Another measure underway includes the formation of a chocolate division of OPEC by Côte d’Ivoire and Ghana, both of whom collectively produce two-thirds of the global cocoa supply. This initiative is expected to raise the cost of candy bars, ice cream, and cake worldwide. “COPEC,” as it is being dubbed, is highly supported by the world’s biggest cocoa users including Hershey Co., Mars Inc., and Mondelez International Inc. in efforts to boost the income of farmers exploited for several years. While this is a step forward, governments ought to focus on local processing and consumption to build up revenues and employment. For instance, the government of Côte d’Ivoire, as part of focused efforts to build value, introduced tax breaks for grinders and producers in order to achieve its 50 percent target for locally processed cocoa. The same model should be followed by neighboring countries to boost local processing of all raw materials.
Now, to diversify away from hydrocarbons, African petrostates could produce three times more cereals, grains, and livestock with an intensified agricultural focus, according to McKinsey. Likewise, growth in sectors such as agriculture combined with the opening of borders for free movement of goods and people could spur the construction of roads and railways, reducing the infrastructure gap. Not to mention gains in the healthcare sector, it may prove just as significant as agriculture’s, given the bloc accounts for 25 percent of the pharmaceutical market but produces only 2 percent of what it consumes.

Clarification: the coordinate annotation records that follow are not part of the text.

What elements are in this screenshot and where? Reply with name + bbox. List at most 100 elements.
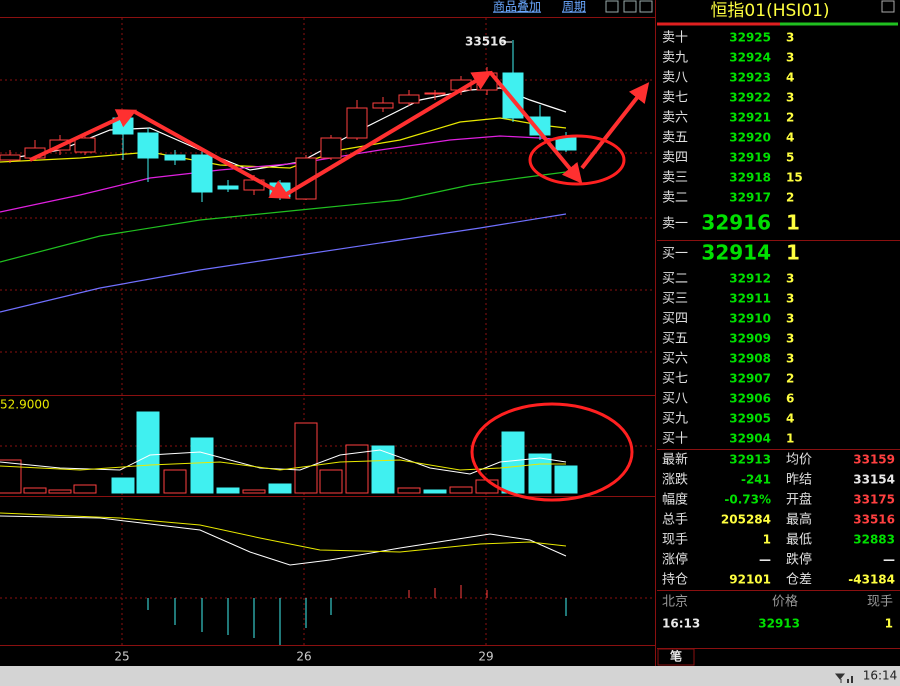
book-volume: 3 xyxy=(786,51,794,65)
book-volume: 1 xyxy=(786,241,800,265)
candle-body xyxy=(320,137,342,159)
macd-line xyxy=(0,515,567,566)
annotation-arrow xyxy=(134,110,291,199)
book-volume: 1 xyxy=(786,211,800,235)
book-volume: 4 xyxy=(786,71,794,85)
stat-label: 涨跌 xyxy=(662,472,688,488)
stat-value: — xyxy=(759,553,771,567)
book-label: 卖一 xyxy=(662,217,688,232)
stat-label: 现手 xyxy=(662,533,688,548)
book-price: 32905 xyxy=(729,412,771,426)
tick-column: 北京 xyxy=(662,595,688,610)
book-price: 32918 xyxy=(729,171,771,185)
book-volume: 15 xyxy=(786,171,803,185)
book-volume: 2 xyxy=(786,191,794,205)
stat-label: 持仓 xyxy=(662,573,688,588)
candle-body xyxy=(398,94,420,104)
tick-price: 32913 xyxy=(758,617,800,631)
book-price: 32920 xyxy=(729,131,771,145)
book-price: 32910 xyxy=(729,312,771,326)
date-label: 29 xyxy=(478,650,493,664)
annotation-arrow xyxy=(283,70,493,197)
stat-value: 205284 xyxy=(721,513,771,527)
book-price: 32919 xyxy=(729,151,771,165)
book-label: 买八 xyxy=(662,392,688,407)
book-price: 32916 xyxy=(701,211,771,235)
book-label: 买三 xyxy=(662,292,688,307)
status-bar xyxy=(0,666,900,686)
book-label: 卖八 xyxy=(662,71,688,86)
stat-label: 仓差 xyxy=(786,573,812,588)
book-label: 买九 xyxy=(662,412,688,427)
volume-bar xyxy=(73,484,97,494)
toolbar-icons[interactable] xyxy=(605,0,653,13)
volume-bar xyxy=(216,487,240,494)
stat-value: 33175 xyxy=(853,493,895,507)
book-volume: 1 xyxy=(786,432,794,446)
volume-bar xyxy=(345,444,369,494)
stat-value: 92101 xyxy=(729,573,771,587)
signal-icon xyxy=(847,679,849,683)
book-price: 32914 xyxy=(701,241,771,265)
stat-label: 最低 xyxy=(786,533,812,548)
candle-body xyxy=(137,132,159,159)
book-label: 买四 xyxy=(662,312,688,327)
book-label: 卖九 xyxy=(662,51,688,66)
stat-label: 幅度 xyxy=(662,492,688,508)
candle-body xyxy=(424,92,446,95)
book-price: 32911 xyxy=(729,292,771,306)
volume-bar xyxy=(23,487,47,494)
book-volume: 5 xyxy=(786,151,794,165)
candle-body xyxy=(164,154,186,161)
tab[interactable] xyxy=(657,648,695,666)
book-label: 卖四 xyxy=(662,151,688,166)
volume-ma xyxy=(0,449,567,475)
volume-bar xyxy=(371,445,395,494)
book-label: 买六 xyxy=(662,352,688,367)
book-label: 卖五 xyxy=(662,131,688,146)
stat-value: 32883 xyxy=(853,533,895,547)
stat-value: -43184 xyxy=(848,573,895,587)
book-label: 买五 xyxy=(662,332,688,347)
stat-label: 开盘 xyxy=(786,492,812,508)
candle-body xyxy=(0,154,21,161)
candle-body xyxy=(555,137,577,151)
book-price: 32922 xyxy=(729,91,771,105)
frame xyxy=(0,0,656,666)
book-price: 32923 xyxy=(729,71,771,85)
stat-value: 1 xyxy=(763,533,771,547)
volume-bar xyxy=(554,465,578,494)
stat-value: — xyxy=(883,553,895,567)
candle-body xyxy=(372,102,394,109)
overlay-link[interactable]: 商品叠加 xyxy=(493,0,541,14)
stat-value: -0.73% xyxy=(724,493,771,507)
book-price: 32917 xyxy=(729,191,771,205)
macd-signal xyxy=(0,512,567,553)
book-price: 32907 xyxy=(729,372,771,386)
book-price: 32904 xyxy=(729,432,771,446)
book-volume: 3 xyxy=(786,272,794,286)
book-price: 32909 xyxy=(729,332,771,346)
book-volume: 3 xyxy=(786,91,794,105)
maximize-icon[interactable] xyxy=(881,0,895,13)
volume-bar xyxy=(528,453,552,494)
volume-bar xyxy=(268,483,292,494)
volume-bar xyxy=(423,489,447,494)
instrument-title: 恒指01(HSI01) xyxy=(710,1,829,21)
volume-axis-label: 52.9000 xyxy=(0,398,50,412)
book-label: 买十 xyxy=(662,432,688,447)
moving-average xyxy=(0,213,567,313)
stat-label: 最高 xyxy=(786,512,812,528)
book-volume: 2 xyxy=(786,111,794,125)
annotation-arrow xyxy=(29,109,138,162)
plot xyxy=(0,40,650,645)
period-link[interactable]: 周期 xyxy=(562,0,586,14)
book-label: 买一 xyxy=(662,247,688,262)
book-volume: 4 xyxy=(786,131,794,145)
book-label: 买七 xyxy=(662,372,688,387)
book-label: 买二 xyxy=(662,272,688,287)
book-price: 32908 xyxy=(729,352,771,366)
book-volume: 3 xyxy=(786,332,794,346)
annotation-arrow xyxy=(488,70,583,184)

Now as ever, the pandemic has exposed the urgent need for supply chain reconfigurations across the continent, including toward a generic drug industry. While this pact has the rare political backing from 55 states, its implementation could face delays due to the spread of the coronavirus. As of June 1, 2020, the continent has recorded 146,794 confirmed cases and 4,224 deaths in over 45 countries. But many questions remain regarding the testing capacity of the poorer states. Even with these modest numbers, the World Bank’s latest Africa’s Pulse report indicates that economic growth in sub-Saharan Africa will decline from 2.4 percent in 2019 to between -2.1 and -5.1 percent in 2020 as result of the pandemic—projections that will depend on measures taken to curb the spread of the virus. While this is likely to be the first recession on the continent in over 25 years, a swift recovery is expected in 2021.

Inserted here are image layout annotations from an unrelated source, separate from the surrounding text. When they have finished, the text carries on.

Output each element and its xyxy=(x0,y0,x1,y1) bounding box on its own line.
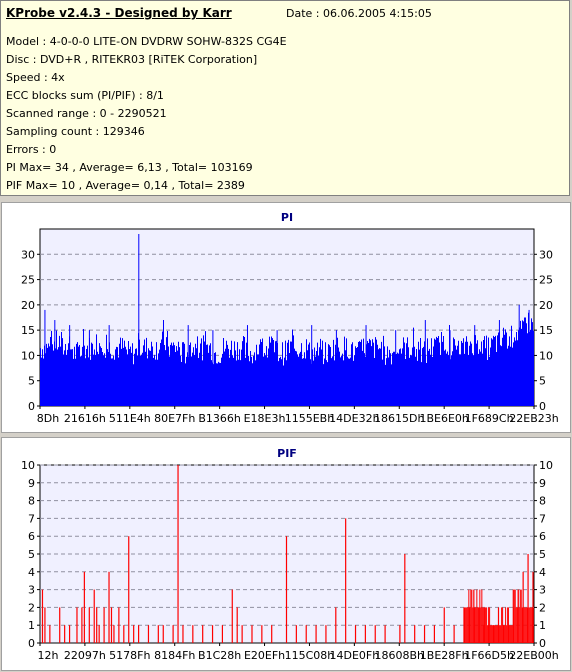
x-tick-label: 21616h xyxy=(64,412,106,425)
chart-title: PIF xyxy=(277,447,297,460)
y-tick-label-left: 10 xyxy=(21,349,35,362)
x-tick-label: 115C08h xyxy=(285,649,335,662)
x-tick-label: 80E7Fh xyxy=(154,412,195,425)
scan-date: Date : 06.06.2005 4:15:05 xyxy=(286,7,432,20)
y-tick-label-left: 4 xyxy=(28,566,35,579)
y-tick-label-right: 20 xyxy=(539,299,553,312)
y-tick-label-left: 8 xyxy=(28,495,35,508)
model-line: Model : 4-0-0-0 LITE-ON DVDRW SOHW-832S … xyxy=(6,35,287,48)
x-tick-label: 1BE28Fh xyxy=(420,649,469,662)
y-tick-label-left: 2 xyxy=(28,601,35,614)
y-tick-label-left: 9 xyxy=(28,477,35,490)
x-tick-label: 14DE0Fh xyxy=(330,649,380,662)
y-tick-label-right: 3 xyxy=(539,584,546,597)
y-tick-label-right: 6 xyxy=(539,530,546,543)
app-title: KProbe v2.4.3 - Designed by Karr xyxy=(6,6,232,20)
sampling-line: Sampling count : 129346 xyxy=(6,125,145,138)
y-tick-label-left: 7 xyxy=(28,512,35,525)
disc-line: Disc : DVD+R , RITEKR03 [RiTEK Corporati… xyxy=(6,53,258,66)
speed-line: Speed : 4x xyxy=(6,71,65,84)
x-tick-label: 1F689Ch xyxy=(465,412,514,425)
y-tick-label-right: 5 xyxy=(539,375,546,388)
y-tick-label-right: 10 xyxy=(539,349,553,362)
x-tick-label: 18608Bh xyxy=(375,649,425,662)
x-tick-label: 1BE6E0h xyxy=(419,412,468,425)
x-tick-label: 14DE32h xyxy=(329,412,379,425)
pi-chart: PI 0 0 5 5 10 10 15 15 20 20 25 25 30 30 8Dh 21616h 511E4… xyxy=(21,211,559,425)
y-tick-label-left: 10 xyxy=(21,459,35,472)
y-tick-label-left: 1 xyxy=(28,619,35,632)
y-tick-label-left: 5 xyxy=(28,375,35,388)
y-tick-label-right: 2 xyxy=(539,601,546,614)
x-tick-label: E18E3h xyxy=(244,412,286,425)
y-tick-label-left: 15 xyxy=(21,324,35,337)
info-panel: KProbe v2.4.3 - Designed by Karr Date : … xyxy=(0,0,570,196)
errors-line: Errors : 0 xyxy=(6,143,57,156)
y-tick-label-left: 20 xyxy=(21,299,35,312)
y-tick-label-right: 25 xyxy=(539,274,553,287)
y-tick-label-right: 4 xyxy=(539,566,546,579)
y-tick-label-right: 10 xyxy=(539,459,553,472)
x-tick-label: 8Dh xyxy=(37,412,59,425)
y-tick-label-left: 6 xyxy=(28,530,35,543)
x-tick-label: 1F66D5h xyxy=(464,649,514,662)
y-tick-label-right: 7 xyxy=(539,512,546,525)
y-tick-label-left: 25 xyxy=(21,274,35,287)
x-tick-label: 22097h xyxy=(64,649,106,662)
x-tick-label: 5178Fh xyxy=(109,649,150,662)
pi-bars xyxy=(40,234,534,406)
ecc-line: ECC blocks sum (PI/PIF) : 8/1 xyxy=(6,89,164,102)
y-tick-label-right: 0 xyxy=(539,637,546,650)
x-tick-label: 511E4h xyxy=(109,412,151,425)
x-tick-label: B1366h xyxy=(198,412,241,425)
x-tick-label: B1C28h xyxy=(198,649,241,662)
x-tick-label: 12h xyxy=(38,649,59,662)
y-tick-label-left: 5 xyxy=(28,548,35,561)
x-tick-label: 1155EBh xyxy=(285,412,334,425)
y-tick-label-left: 3 xyxy=(28,584,35,597)
y-tick-label-right: 8 xyxy=(539,495,546,508)
pif-chart: PIF 0 0 1 1 2 2 3 3 4 4 5 5 6 6 7 7 8 8 9 9 10 10 12h 22097h 5178… xyxy=(21,447,559,662)
y-tick-label-left: 0 xyxy=(28,400,35,413)
pif-summary-line: PIF Max= 10 , Average= 0,14 , Total= 238… xyxy=(6,179,245,192)
y-tick-label-right: 1 xyxy=(539,619,546,632)
x-tick-label: 8184Fh xyxy=(154,649,195,662)
range-line: Scanned range : 0 - 2290521 xyxy=(6,107,167,120)
y-tick-label-left: 30 xyxy=(21,248,35,261)
pi-chart-panel: PI 0 0 5 5 10 10 15 15 20 20 25 25 30 30 8Dh 21616h 511E4… xyxy=(1,202,571,433)
x-tick-label: E20EFh xyxy=(244,649,285,662)
y-tick-label-right: 30 xyxy=(539,248,553,261)
y-tick-label-right: 0 xyxy=(539,400,546,413)
y-tick-label-left: 0 xyxy=(28,637,35,650)
y-tick-label-right: 9 xyxy=(539,477,546,490)
x-tick-label: 22EB23h xyxy=(509,412,558,425)
pif-bars xyxy=(41,465,534,643)
pi-summary-line: PI Max= 34 , Average= 6,13 , Total= 1031… xyxy=(6,161,253,174)
y-tick-label-right: 5 xyxy=(539,548,546,561)
y-tick-label-right: 15 xyxy=(539,324,553,337)
x-tick-label: 18615Dh xyxy=(374,412,424,425)
pif-chart-panel: PIF 0 0 1 1 2 2 3 3 4 4 5 5 6 6 7 7 8 8 9 9 10 10 12h 22097h 5178… xyxy=(1,437,571,671)
chart-title: PI xyxy=(281,211,293,224)
x-tick-label: 22EB00h xyxy=(509,649,558,662)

Much progress has been made toward the ratification of the AfCFTA, and much remains to be done before African countries can fully trade under the new system. This agreement will add incentive mechanisms to boost the local processing and consumption of raw materials. Phase 1 of the agreement, which includes protocols on goods and services, is now in effect. However, a final round of tariff negotiations on investment, competition policy, and intellectual property rights, considered to be the most important to the deal, was meant to take place in May 2020, but was postponed until December 2020. These discussions are still at their infancy stage, but will continue in January 2021, all in the name of one African market, expected to be fully implemented by 2030.